Over the past few weeks I’ve advised a half dozen entrepreneurs at various stages of startupdom. I have a lot less time to chat or review things because I’m working full time, serving on the school board, and developing my own stuff nights and weekends.
So I cut to the chase. “What are you selling, who’s buying it, what are they paying for it, and how often?”, and change the verb tense depending on their stage. It really focuses the conversation on what the business is.
Ideas are great. I love to hear ideas and shoot the shit about them. But business is primarily about income and expense, and if you have none for the former then the latter is going to stop you in you tracks eventually.
Follow the money. Stop guessing about where it will come from. Figure it out.
Call potential customers.
Talk about the benefit of your offering, and ask them if they’d be interested, and if so, what they think it would cost.
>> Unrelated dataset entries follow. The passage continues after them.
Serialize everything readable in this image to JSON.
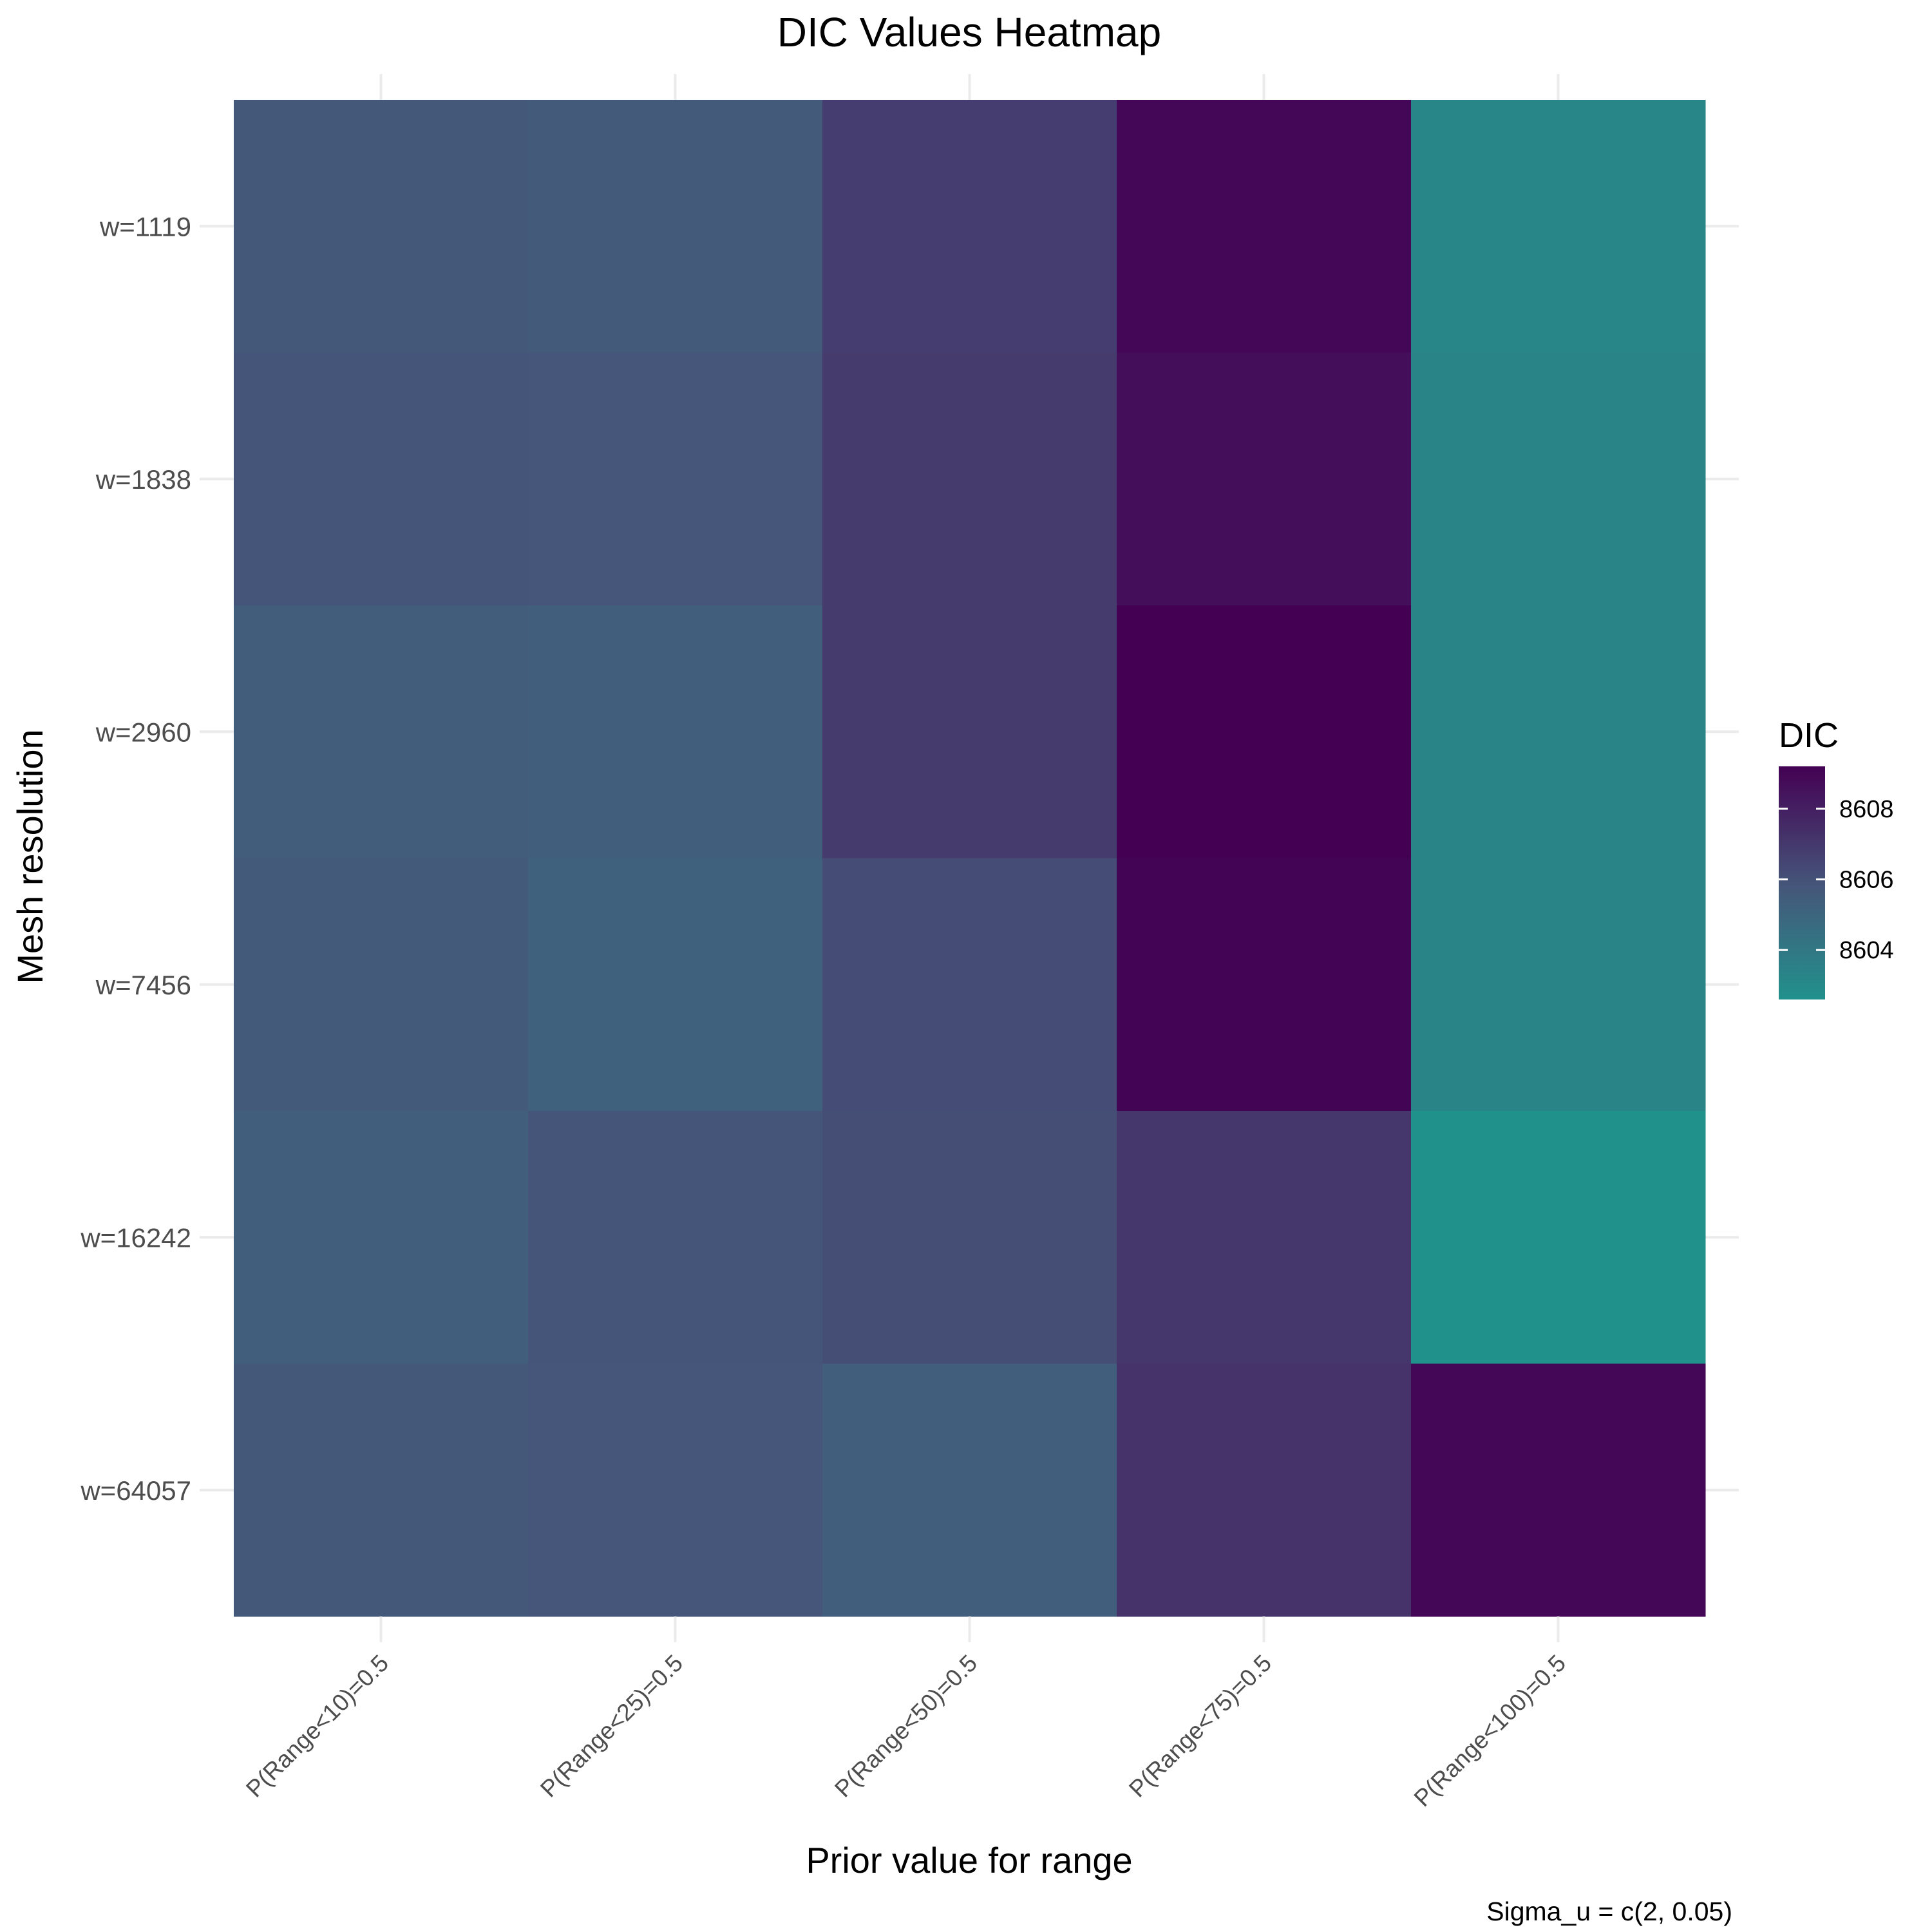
{
  "chart_data": {
    "type": "heatmap",
    "title": "DIC Values Heatmap",
    "xlabel": "Prior value for range",
    "ylabel": "Mesh resolution",
    "caption": "Sigma_u = c(2, 0.05)",
    "legend": {
      "title": "DIC",
      "placement": "right",
      "ticks": [
        "8604",
        "8606",
        "8608"
      ],
      "tick_values": [
        8604,
        8606,
        8608
      ],
      "range": [
        8602.6,
        8609.2
      ]
    },
    "x_categories": [
      "P(Range<10)=0.5",
      "P(Range<25)=0.5",
      "P(Range<50)=0.5",
      "P(Range<75)=0.5",
      "P(Range<100)=0.5"
    ],
    "y_categories": [
      "w=1119",
      "w=1838",
      "w=2960",
      "w=7456",
      "w=16242",
      "w=64057"
    ],
    "values": [
      [
        8605.7,
        8605.6,
        8606.8,
        8609.0,
        8603.2
      ],
      [
        8605.9,
        8605.8,
        8606.9,
        8608.7,
        8603.3
      ],
      [
        8605.5,
        8605.4,
        8606.9,
        8609.2,
        8603.3
      ],
      [
        8605.6,
        8605.2,
        8606.2,
        8609.1,
        8603.3
      ],
      [
        8605.4,
        8605.9,
        8606.1,
        8607.1,
        8602.6
      ],
      [
        8605.7,
        8605.8,
        8605.4,
        8607.2,
        8609.0
      ]
    ],
    "colors": {
      "low": "#21918c",
      "mid": "#45577a",
      "high": "#440154"
    },
    "grid": true
  }
}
Let them know you’re a startup and doing research. Some will be too busy to help you. Others won’t want to put the phone down.
Listen to them all, ask probing questions, but mostly let them tell you what their issues are related to your proposed product.
Should I go to this conference? No, I don’t think so. You need to sell something and get some early reference customers. Should I go to this other conference? Sure, it will help you sell something and get some early reference customers. Should I hire a PR firm? No, you need to get some early customers first. Should I raise $750k? No it’s more than you can put to productive use and you need to show that you can scale sales with half of that.
See where this is headed?
Nothing happens until you make a sale. If you’re already selling, you might test higher price points; are you leaving money on the table? Who’s looked at you but passed? Talk with them and ask why (in the form of 5 or 6 questions, and be respectful of their time).
We make assumptions all day long–that’s part of the risk. But you need to test those assumptions with constant research into prospects, existing customers, and lost prospects. Get into the habit of talking to a few customers or prospects a day.
That’s where your answers are.
They aren’t here on this blog, they aren’t in Lean Startup, they aren’t in your business plan, or Techcrunch, or some event, or some meetup, or a call with me.
Start with the customer, and everything else will fall in place.